# Brief Developers' Guide to Juneau

Juneau consists of three components executing at runtime:

1. The server extension (running inside Tornado alongside Jupyter Notebook).
2. The kernel (running its own Python interpreter) -- to which we will sometimes send commands via the server extension.
3. The client (with GUI widgets) running in the browser.


## Installing

Run `pip install -e .[dev]` to get all the production
requirements plus the development requirements (testing, linting, etc).

## Docs

Documentation uses [Sphinx](https://www.sphinx-doc.org/en/master/) and
[m2r2](https://github.com/CrossNox/m2r2) to convert Markdown to restructured text.
To make changes to the docs, edit the markdown files and run 

```
make html
```

in the `docs` folder.

## Configuration

The Juneau extension has a `config.py` which allows us to specify (1) the database we are indexing (`sql_dbs`), (2) the database schemas for storing Juneau's information, (3) configuration info for Neo4J.

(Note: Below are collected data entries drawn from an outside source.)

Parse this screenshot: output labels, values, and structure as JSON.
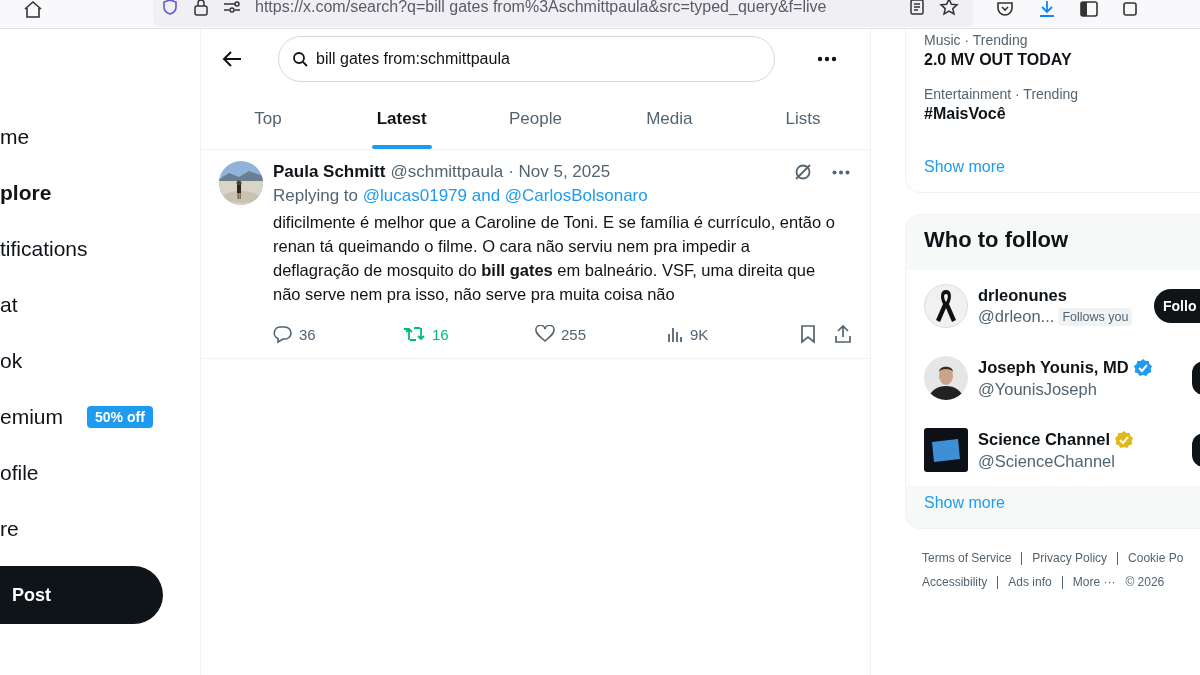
{
  "browser": {
    "url": "https://x.com/search?q=bill gates from%3Aschmittpaula&src=typed_query&f=live"
  },
  "nav": {
    "items": [
      {
        "label": "me",
        "selected": false
      },
      {
        "label": "plore",
        "selected": true
      },
      {
        "label": "tifications",
        "selected": false
      },
      {
        "label": "at",
        "selected": false
      },
      {
        "label": "ok",
        "selected": false
      },
      {
        "label": "emium",
        "selected": false,
        "badge": "50% off"
      },
      {
        "label": "ofile",
        "selected": false
      },
      {
        "label": "re",
        "selected": false
      }
    ],
    "post_button": "Post"
  },
  "search": {
    "value": "bill gates from:schmittpaula"
  },
  "tabs": [
    {
      "label": "Top",
      "selected": false
    },
    {
      "label": "Latest",
      "selected": true
    },
    {
      "label": "People",
      "selected": false
    },
    {
      "label": "Media",
      "selected": false
    },
    {
      "label": "Lists",
      "selected": false
    }
  ],
  "post": {
    "name": "Paula Schmitt",
    "handle": "@schmittpaula",
    "date": "· Nov 5, 2025",
    "replying_label": "Replying to",
    "replying_to": "@lucas01979 and @CarlosBolsonaro",
    "body": "dificilmente é melhor que a Caroline de Toni. E se família é currículo, então o renan tá queimando o filme. O cara não serviu nem pra impedir a deflagração de mosquito do **bill gates** em balneário. VSF, uma direita que não serve nem pra isso, não serve pra muita coisa não",
    "replies": "36",
    "reposts": "16",
    "reposted": true,
    "likes": "255",
    "liked": false,
    "views": "9K",
    "bookmarked": false
  },
  "trending": {
    "items": [
      {
        "context": "Music · Trending",
        "title": "2.0 MV OUT TODAY"
      },
      {
        "context": "Entertainment · Trending",
        "title": "#MaisVocê"
      }
    ],
    "show_more": "Show more"
  },
  "who_to_follow": {
    "title": "Who to follow",
    "accounts": [
      {
        "kind": "ribbon",
        "name": "drleonunes",
        "handle": "@drleon...",
        "follows_you": "Follows you",
        "follow_label": "Follo"
      },
      {
        "kind": "person",
        "name": "Joseph Younis, MD",
        "handle": "@YounisJoseph",
        "verified": true,
        "color": "#1d9bf0"
      },
      {
        "kind": "logo",
        "name": "Science Channel",
        "handle": "@ScienceChannel",
        "verified": true,
        "color": "#e2b719"
      }
    ],
    "show_more": "Show more"
  },
  "footer": {
    "links": [
      {
        "label": "Terms of Service",
        "separator": true
      },
      {
        "label": "Privacy Policy",
        "separator": true
      },
      {
        "label": "Cookie Po",
        "separator": false
      },
      {
        "label": "Accessibility",
        "separator": true
      },
      {
        "label": "Ads info",
        "separator": true
      },
      {
        "label": "More ···",
        "separator": false
      },
      {
        "label": "© 2026",
        "separator": false
      }
    ]
  }
}
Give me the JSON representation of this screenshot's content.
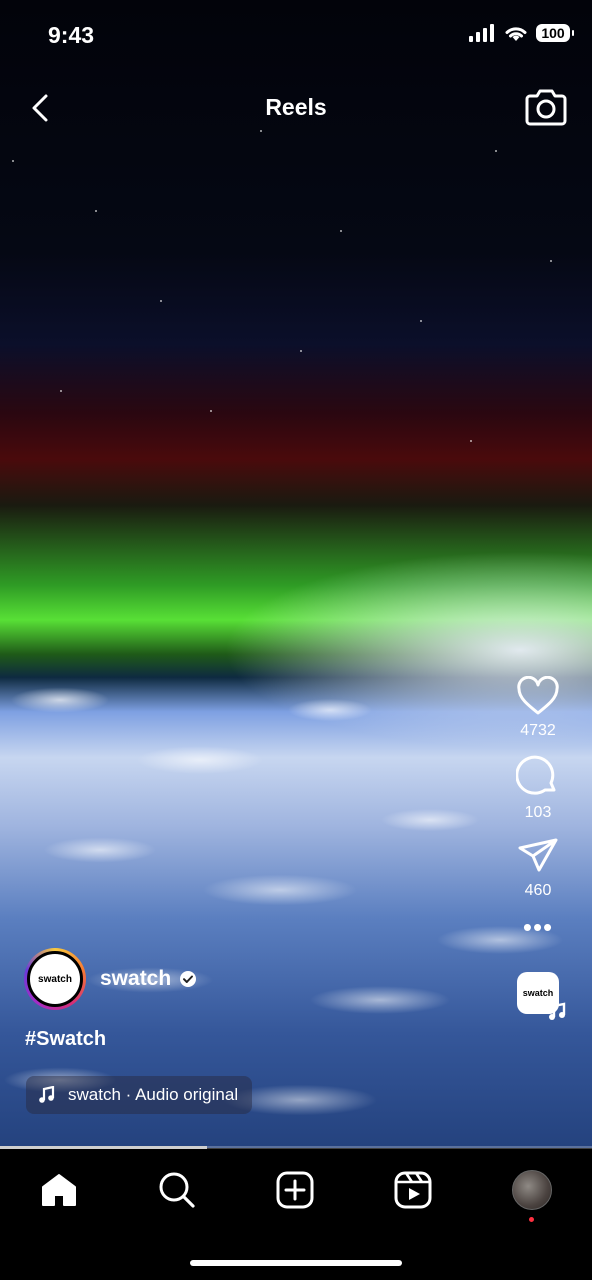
{
  "status_bar": {
    "time": "9:43",
    "battery": "100"
  },
  "header": {
    "title": "Reels"
  },
  "actions": {
    "likes": "4732",
    "comments": "103",
    "shares": "460",
    "more": "•••"
  },
  "reel": {
    "username": "swatch",
    "avatar_text": "swatch",
    "caption": "#Swatch",
    "audio": "swatch · Audio original",
    "audio_thumb_text": "swatch",
    "progress": 0.35
  },
  "icons": [
    "back-icon",
    "camera-icon",
    "heart-icon",
    "comment-icon",
    "share-icon",
    "more-icon",
    "music-note-icon",
    "verified-icon",
    "home-icon",
    "search-icon",
    "create-icon",
    "reels-icon"
  ]
}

## Data Extension: Initialization

When Juneau is installed as a server extension:

`sudo -H jupyter serverextension enable --py juneau`

this triggers `juneau/handler.py` and the `load_jupyter_server_extension`() function -- which in turn calls `background_load` to load and index all tables in the data lake.

The extension also logs the `/juneau` path for REST services.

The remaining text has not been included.